Sanctuary Steward: Gary Schroeder
Wild Wind Ranch is a 50-acre horse ranch located in Douglas County, CO, at the northern-most edge of the Black Forest bioregion at an elevation of approximately 6,400 feet. We purchased the land about 10 years ago, before Douglas County became the fastest growing county in the US. We built our home on the land six years ago and began raising sport horses. Despite the area’s rapidly growing population, our ranch is frequently visited by mule deer, coyote, fox, raccoon, skunk, porcupine and an occasional elk or pronghorn. Overhead, hawks and turkey vultures can be spotted circling for hours above the caprock cliffs that extend north to the edge of our property.

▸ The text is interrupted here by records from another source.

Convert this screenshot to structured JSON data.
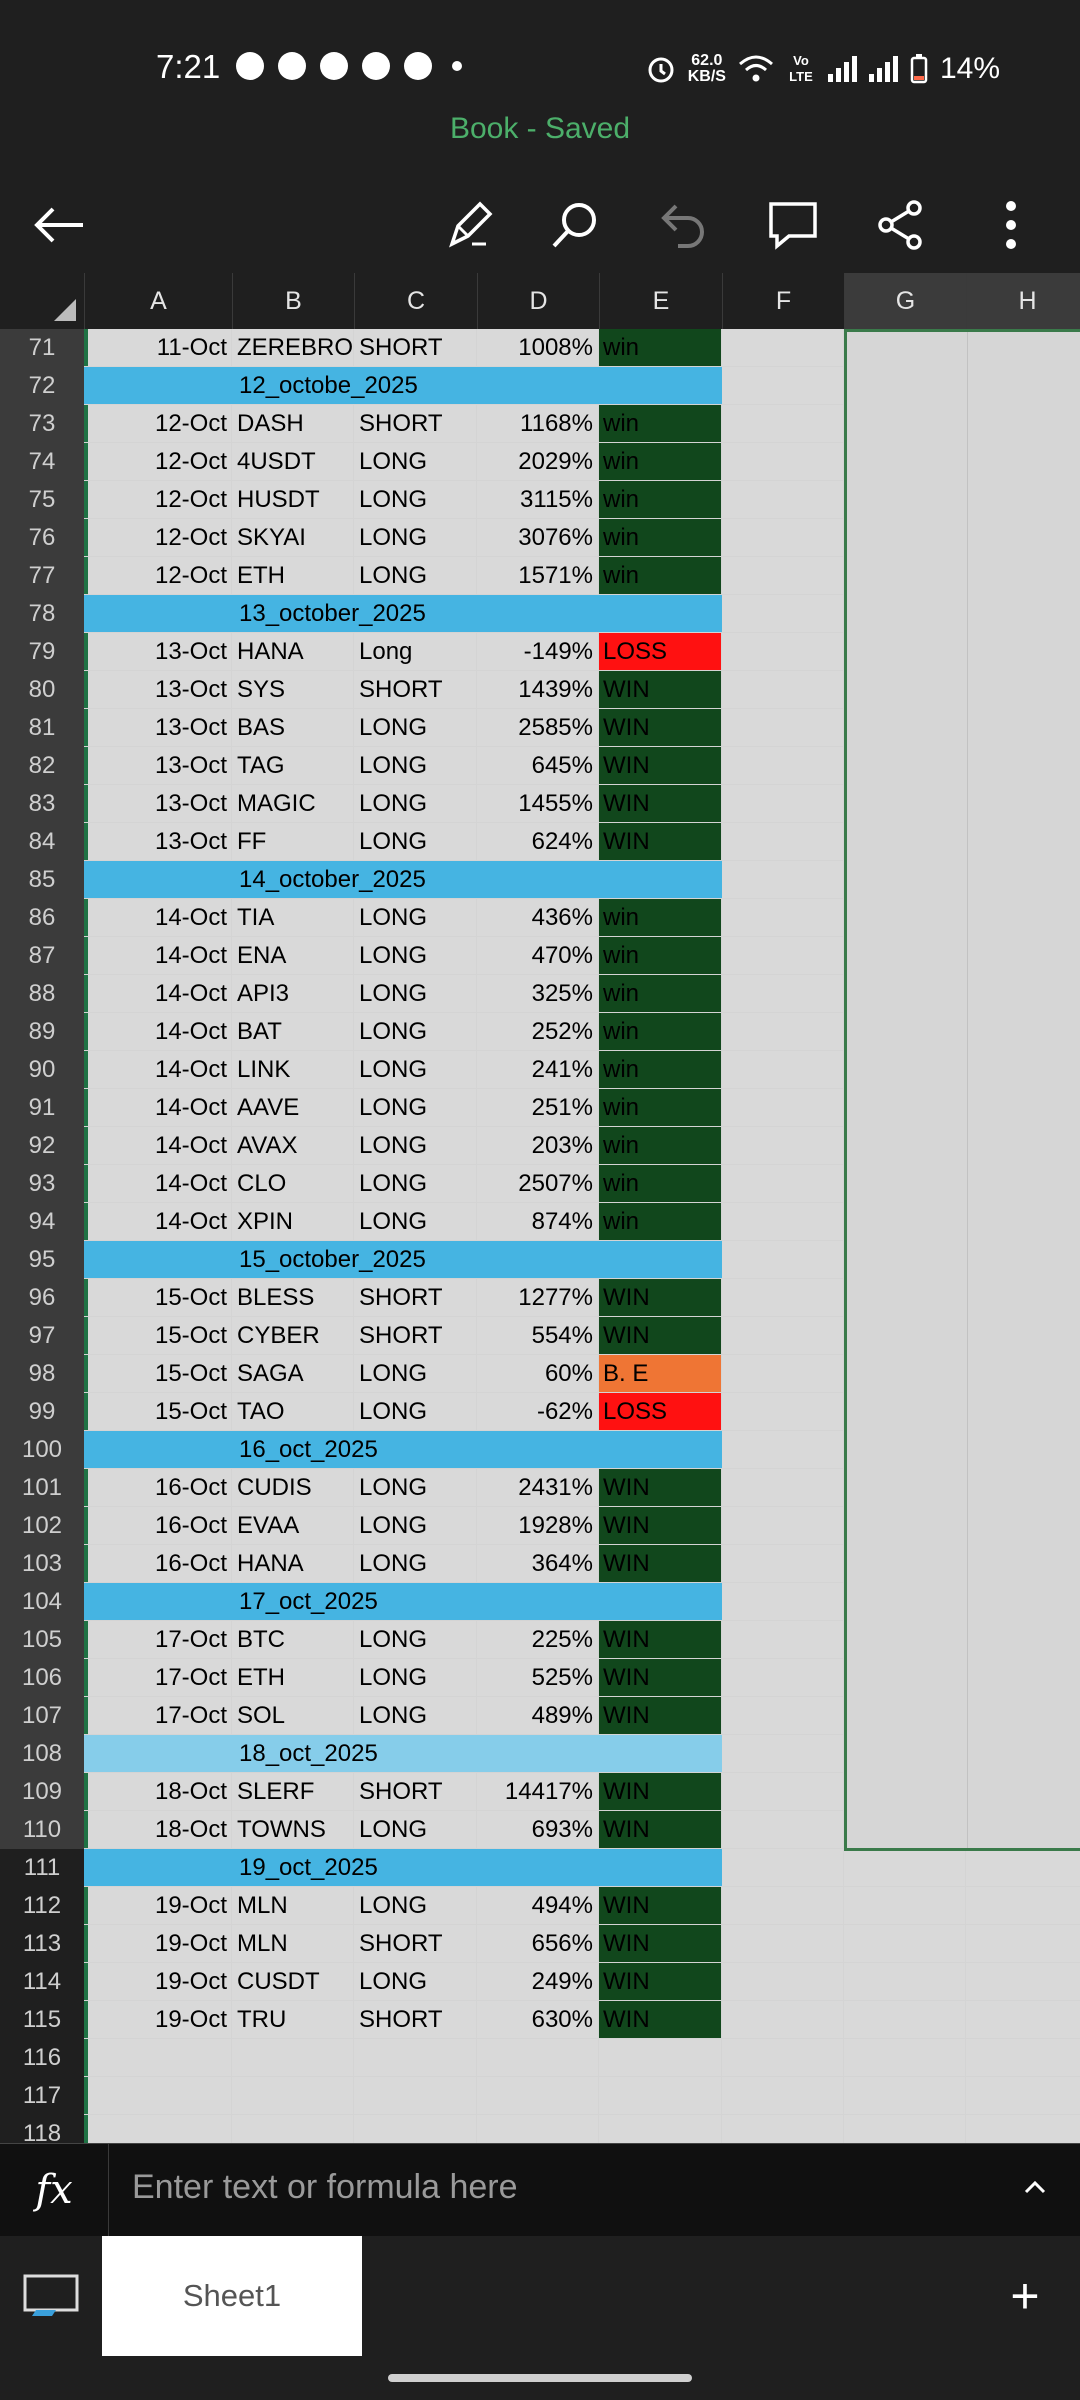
{
  "status_bar": {
    "time": "7:21",
    "notification_icons": [
      "facebook-icon",
      "discord-icon",
      "messenger-icon",
      "telegram-icon",
      "whatsapp-icon"
    ],
    "net_speed": "62.0",
    "net_unit": "KB/S",
    "volte": "Vo LTE",
    "battery": "14%"
  },
  "title": "Book - Saved",
  "toolbar": {
    "icons": [
      "back-arrow-icon",
      "pen-icon",
      "search-icon",
      "undo-icon",
      "comment-icon",
      "share-icon",
      "more-icon"
    ]
  },
  "columns": [
    "A",
    "B",
    "C",
    "D",
    "E",
    "F",
    "G",
    "H"
  ],
  "rows": [
    {
      "n": "71",
      "date": "11-Oct",
      "coin": "ZEREBRO",
      "side": "SHORT",
      "pct": "1008%",
      "result": "win",
      "kind": "win"
    },
    {
      "n": "72",
      "section": "12_octobe_2025"
    },
    {
      "n": "73",
      "date": "12-Oct",
      "coin": "DASH",
      "side": "SHORT",
      "pct": "1168%",
      "result": "win",
      "kind": "win"
    },
    {
      "n": "74",
      "date": "12-Oct",
      "coin": "4USDT",
      "side": "LONG",
      "pct": "2029%",
      "result": "win",
      "kind": "win"
    },
    {
      "n": "75",
      "date": "12-Oct",
      "coin": "HUSDT",
      "side": "LONG",
      "pct": "3115%",
      "result": "win",
      "kind": "win"
    },
    {
      "n": "76",
      "date": "12-Oct",
      "coin": "SKYAI",
      "side": "LONG",
      "pct": "3076%",
      "result": "win",
      "kind": "win"
    },
    {
      "n": "77",
      "date": "12-Oct",
      "coin": "ETH",
      "side": "LONG",
      "pct": "1571%",
      "result": "win",
      "kind": "win"
    },
    {
      "n": "78",
      "section": "13_october_2025"
    },
    {
      "n": "79",
      "date": "13-Oct",
      "coin": "HANA",
      "side": "Long",
      "pct": "-149%",
      "result": "LOSS",
      "kind": "loss"
    },
    {
      "n": "80",
      "date": "13-Oct",
      "coin": "SYS",
      "side": "SHORT",
      "pct": "1439%",
      "result": "WIN",
      "kind": "win"
    },
    {
      "n": "81",
      "date": "13-Oct",
      "coin": "BAS",
      "side": "LONG",
      "pct": "2585%",
      "result": "WIN",
      "kind": "win"
    },
    {
      "n": "82",
      "date": "13-Oct",
      "coin": "TAG",
      "side": "LONG",
      "pct": "645%",
      "result": "WIN",
      "kind": "win"
    },
    {
      "n": "83",
      "date": "13-Oct",
      "coin": "MAGIC",
      "side": "LONG",
      "pct": "1455%",
      "result": "WIN",
      "kind": "win"
    },
    {
      "n": "84",
      "date": "13-Oct",
      "coin": "FF",
      "side": "LONG",
      "pct": "624%",
      "result": "WIN",
      "kind": "win"
    },
    {
      "n": "85",
      "section": "14_october_2025"
    },
    {
      "n": "86",
      "date": "14-Oct",
      "coin": "TIA",
      "side": "LONG",
      "pct": "436%",
      "result": "win",
      "kind": "win"
    },
    {
      "n": "87",
      "date": "14-Oct",
      "coin": "ENA",
      "side": "LONG",
      "pct": "470%",
      "result": "win",
      "kind": "win"
    },
    {
      "n": "88",
      "date": "14-Oct",
      "coin": "API3",
      "side": "LONG",
      "pct": "325%",
      "result": "win",
      "kind": "win"
    },
    {
      "n": "89",
      "date": "14-Oct",
      "coin": "BAT",
      "side": "LONG",
      "pct": "252%",
      "result": "win",
      "kind": "win"
    },
    {
      "n": "90",
      "date": "14-Oct",
      "coin": "LINK",
      "side": "LONG",
      "pct": "241%",
      "result": "win",
      "kind": "win"
    },
    {
      "n": "91",
      "date": "14-Oct",
      "coin": "AAVE",
      "side": "LONG",
      "pct": "251%",
      "result": "win",
      "kind": "win"
    },
    {
      "n": "92",
      "date": "14-Oct",
      "coin": "AVAX",
      "side": "LONG",
      "pct": "203%",
      "result": "win",
      "kind": "win"
    },
    {
      "n": "93",
      "date": "14-Oct",
      "coin": "CLO",
      "side": "LONG",
      "pct": "2507%",
      "result": "win",
      "kind": "win"
    },
    {
      "n": "94",
      "date": "14-Oct",
      "coin": "XPIN",
      "side": "LONG",
      "pct": "874%",
      "result": "win",
      "kind": "win"
    },
    {
      "n": "95",
      "section": "15_october_2025"
    },
    {
      "n": "96",
      "date": "15-Oct",
      "coin": "BLESS",
      "side": "SHORT",
      "pct": "1277%",
      "result": "WIN",
      "kind": "win"
    },
    {
      "n": "97",
      "date": "15-Oct",
      "coin": "CYBER",
      "side": "SHORT",
      "pct": "554%",
      "result": "WIN",
      "kind": "win"
    },
    {
      "n": "98",
      "date": "15-Oct",
      "coin": "SAGA",
      "side": "LONG",
      "pct": "60%",
      "result": "B. E",
      "kind": "be"
    },
    {
      "n": "99",
      "date": "15-Oct",
      "coin": "TAO",
      "side": "LONG",
      "pct": "-62%",
      "result": "LOSS",
      "kind": "loss"
    },
    {
      "n": "100",
      "section": "16_oct_2025"
    },
    {
      "n": "101",
      "date": "16-Oct",
      "coin": "CUDIS",
      "side": "LONG",
      "pct": "2431%",
      "result": "WIN",
      "kind": "win"
    },
    {
      "n": "102",
      "date": "16-Oct",
      "coin": "EVAA",
      "side": "LONG",
      "pct": "1928%",
      "result": "WIN",
      "kind": "win"
    },
    {
      "n": "103",
      "date": "16-Oct",
      "coin": "HANA",
      "side": "LONG",
      "pct": "364%",
      "result": "WIN",
      "kind": "win"
    },
    {
      "n": "104",
      "section": "17_oct_2025"
    },
    {
      "n": "105",
      "date": "17-Oct",
      "coin": "BTC",
      "side": "LONG",
      "pct": "225%",
      "result": "WIN",
      "kind": "win"
    },
    {
      "n": "106",
      "date": "17-Oct",
      "coin": "ETH",
      "side": "LONG",
      "pct": "525%",
      "result": "WIN",
      "kind": "win"
    },
    {
      "n": "107",
      "date": "17-Oct",
      "coin": "SOL",
      "side": "LONG",
      "pct": "489%",
      "result": "WIN",
      "kind": "win"
    },
    {
      "n": "108",
      "section": "18_oct_2025",
      "light": true
    },
    {
      "n": "109",
      "date": "18-Oct",
      "coin": "SLERF",
      "side": "SHORT",
      "pct": "14417%",
      "result": "WIN",
      "kind": "win"
    },
    {
      "n": "110",
      "date": "18-Oct",
      "coin": "TOWNS",
      "side": "LONG",
      "pct": "693%",
      "result": "WIN",
      "kind": "win"
    },
    {
      "n": "111",
      "section": "19_oct_2025"
    },
    {
      "n": "112",
      "date": "19-Oct",
      "coin": "MLN",
      "side": "LONG",
      "pct": "494%",
      "result": "WIN",
      "kind": "win"
    },
    {
      "n": "113",
      "date": "19-Oct",
      "coin": "MLN",
      "side": "SHORT",
      "pct": "656%",
      "result": "WIN",
      "kind": "win"
    },
    {
      "n": "114",
      "date": "19-Oct",
      "coin": "CUSDT",
      "side": "LONG",
      "pct": "249%",
      "result": "WIN",
      "kind": "win"
    },
    {
      "n": "115",
      "date": "19-Oct",
      "coin": "TRU",
      "side": "SHORT",
      "pct": "630%",
      "result": "WIN",
      "kind": "win"
    },
    {
      "n": "116"
    },
    {
      "n": "117"
    },
    {
      "n": "118"
    }
  ],
  "formula_bar": {
    "label": "fx",
    "placeholder": "Enter text or formula here"
  },
  "sheet_tabs": [
    "Sheet1"
  ],
  "add_sheet_label": "+",
  "colors": {
    "title_green": "#4caf6a",
    "section_blue": "#45b4e2",
    "win_green": "#11471c",
    "loss_red": "#ff1111",
    "breakeven_orange": "#ef7534"
  }
}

My interest in the area’s natural heritage was heightened several years ago when I trained as a volunteer naturalist at nearby Castlewood Canyon State Park. I developed a particular interest in the medicinal plants of the area after I became a student in Tammi Hartung’s Herbal Traditions Apprenticeship Program. As a part of my studies, I began to familiarize myself with the medicinal plants found in the local bioregion, and this year I began offering medicinal plant hikes in Castlewood Canyon as a part of the Park’s public education program.

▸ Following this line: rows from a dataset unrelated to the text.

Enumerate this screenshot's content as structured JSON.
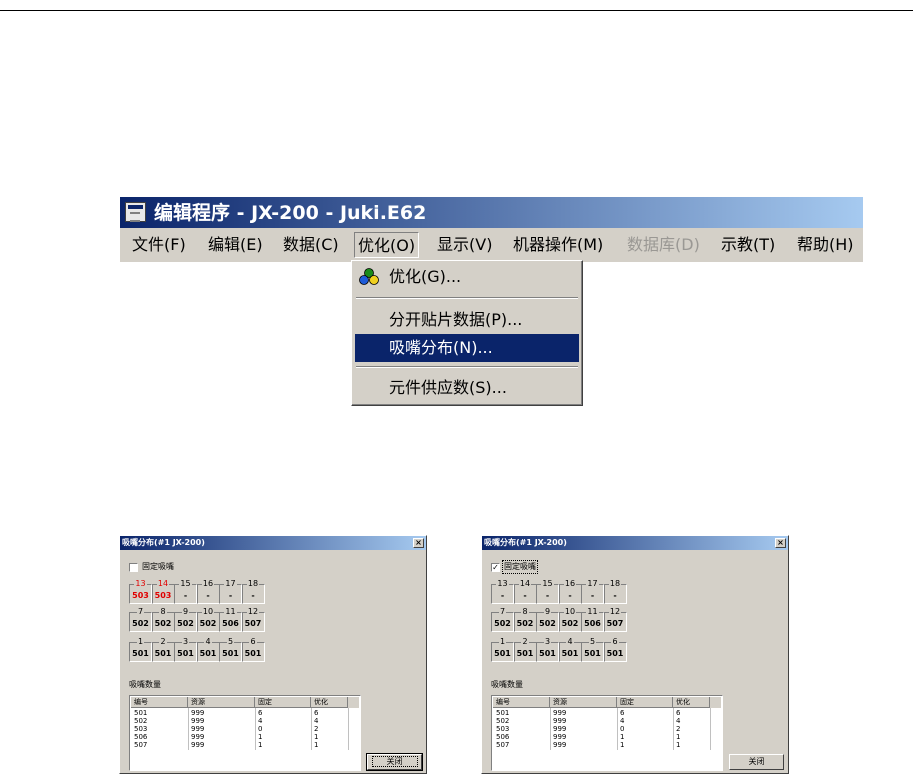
{
  "window": {
    "title": "编辑程序 - JX-200 - Juki.E62",
    "menus": [
      {
        "label": "文件(F)",
        "disabled": false
      },
      {
        "label": "编辑(E)",
        "disabled": false
      },
      {
        "label": "数据(C)",
        "disabled": false
      },
      {
        "label": "优化(O)",
        "disabled": false
      },
      {
        "label": "显示(V)",
        "disabled": false
      },
      {
        "label": "机器操作(M)",
        "disabled": false
      },
      {
        "label": "数据库(D)",
        "disabled": true
      },
      {
        "label": "示教(T)",
        "disabled": false
      },
      {
        "label": "帮助(H)",
        "disabled": false
      }
    ]
  },
  "dropdown": {
    "items": [
      {
        "label": "优化(G)...",
        "icon": "optimize-icon"
      },
      {
        "label": "分开贴片数据(P)..."
      },
      {
        "label": "吸嘴分布(N)...",
        "selected": true
      },
      {
        "label": "元件供应数(S)..."
      }
    ]
  },
  "dialogs": [
    {
      "title": "吸嘴分布(#1 JX-200)",
      "close_glyph": "×",
      "checkbox_label": "固定吸嘴",
      "checkbox_checked": false,
      "checkbox_glyph": "",
      "slot_rows": [
        [
          {
            "num": "13",
            "val": "503",
            "red": true
          },
          {
            "num": "14",
            "val": "503",
            "red": true
          },
          {
            "num": "15",
            "val": "-"
          },
          {
            "num": "16",
            "val": "-"
          },
          {
            "num": "17",
            "val": "-"
          },
          {
            "num": "18",
            "val": "-"
          }
        ],
        [
          {
            "num": "7",
            "val": "502"
          },
          {
            "num": "8",
            "val": "502"
          },
          {
            "num": "9",
            "val": "502"
          },
          {
            "num": "10",
            "val": "502"
          },
          {
            "num": "11",
            "val": "506"
          },
          {
            "num": "12",
            "val": "507"
          }
        ],
        [
          {
            "num": "1",
            "val": "501"
          },
          {
            "num": "2",
            "val": "501"
          },
          {
            "num": "3",
            "val": "501"
          },
          {
            "num": "4",
            "val": "501"
          },
          {
            "num": "5",
            "val": "501"
          },
          {
            "num": "6",
            "val": "501"
          }
        ]
      ],
      "count_label": "吸嘴数量",
      "columns": [
        "编号",
        "资源",
        "固定",
        "优化"
      ],
      "rows": [
        [
          "501",
          "999",
          "6",
          "6"
        ],
        [
          "502",
          "999",
          "4",
          "4"
        ],
        [
          "503",
          "999",
          "0",
          "2"
        ],
        [
          "506",
          "999",
          "1",
          "1"
        ],
        [
          "507",
          "999",
          "1",
          "1"
        ]
      ],
      "close_label": "关闭",
      "close_focused": true
    },
    {
      "title": "吸嘴分布(#1 JX-200)",
      "close_glyph": "×",
      "checkbox_label": "固定吸嘴",
      "checkbox_checked": true,
      "checkbox_glyph": "✓",
      "slot_rows": [
        [
          {
            "num": "13",
            "val": "-"
          },
          {
            "num": "14",
            "val": "-"
          },
          {
            "num": "15",
            "val": "-"
          },
          {
            "num": "16",
            "val": "-"
          },
          {
            "num": "17",
            "val": "-"
          },
          {
            "num": "18",
            "val": "-"
          }
        ],
        [
          {
            "num": "7",
            "val": "502"
          },
          {
            "num": "8",
            "val": "502"
          },
          {
            "num": "9",
            "val": "502"
          },
          {
            "num": "10",
            "val": "502"
          },
          {
            "num": "11",
            "val": "506"
          },
          {
            "num": "12",
            "val": "507"
          }
        ],
        [
          {
            "num": "1",
            "val": "501"
          },
          {
            "num": "2",
            "val": "501"
          },
          {
            "num": "3",
            "val": "501"
          },
          {
            "num": "4",
            "val": "501"
          },
          {
            "num": "5",
            "val": "501"
          },
          {
            "num": "6",
            "val": "501"
          }
        ]
      ],
      "count_label": "吸嘴数量",
      "columns": [
        "编号",
        "资源",
        "固定",
        "优化"
      ],
      "rows": [
        [
          "501",
          "999",
          "6",
          "6"
        ],
        [
          "502",
          "999",
          "4",
          "4"
        ],
        [
          "503",
          "999",
          "0",
          "2"
        ],
        [
          "506",
          "999",
          "1",
          "1"
        ],
        [
          "507",
          "999",
          "1",
          "1"
        ]
      ],
      "close_label": "关闭",
      "close_focused": false
    }
  ]
}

Last spring, my wife Lynne and I selected two separate pieces of land totaling 15 acres to be designated as Sanctuary land. The Sanctuary represents a diverse mix of grassland, shrubland and riparian ecosystems. The medicinal plants identified so far include: Bee Balm, Cottonwood, Dogbane, Gambel Oak, Goldenrod, Grindelia, Horsetail, Juniper, Mountain Mahogany, Mullein, Penstemon, Pussy Toes, Prickly Pear, Prickly Lettuce, Red Clover, Sage, Wild Geranium, Wild Plum, Wild Rose, Willow, Yarrow and Yucca. Future plans include the introduction of Blue Cohosh, Echinacea, Gentian, Hawthorn, Oregon Grape and Wild Yam. My ten-year-old daughter Mikayla, who often assists me with harvesting and tincturing the medicinal plants from our garden is very excited about helping develop a medicine trail through the Sanctuary.

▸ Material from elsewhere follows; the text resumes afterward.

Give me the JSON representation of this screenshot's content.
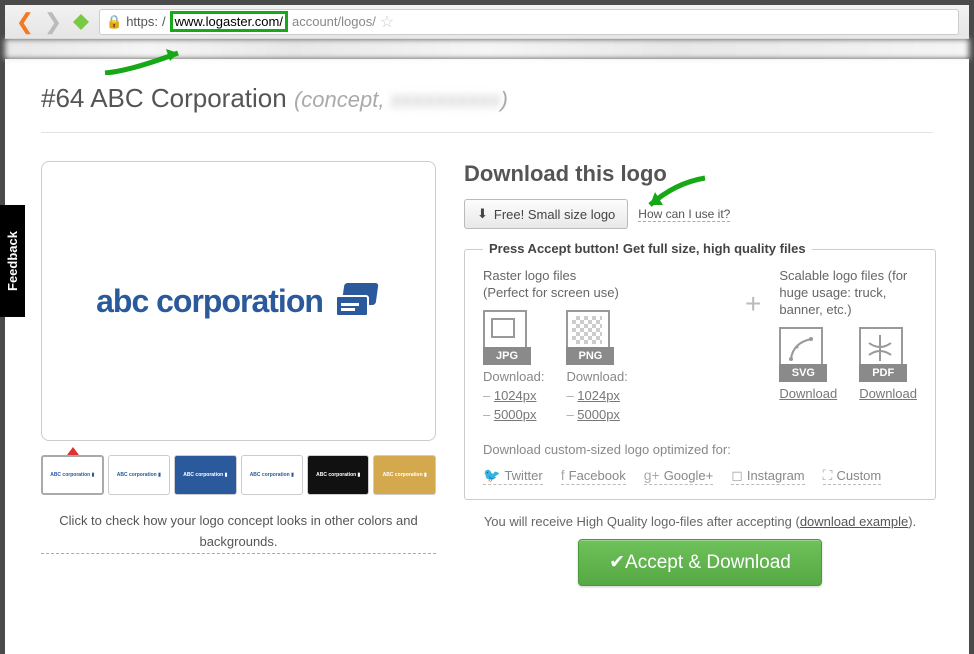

We plan to erect a yurt in the Sanctuary to be used for educational activities. With the rapid population growth that continues in Douglas County and the accompanying loss of plant and animal habitat, we feel particularly privileged to be able to preserve this modest piece of land with its wealth of medicinal plants, and are excited about becoming part of the ever-growing and increasingly important UpS Botanical Sanctuary Network.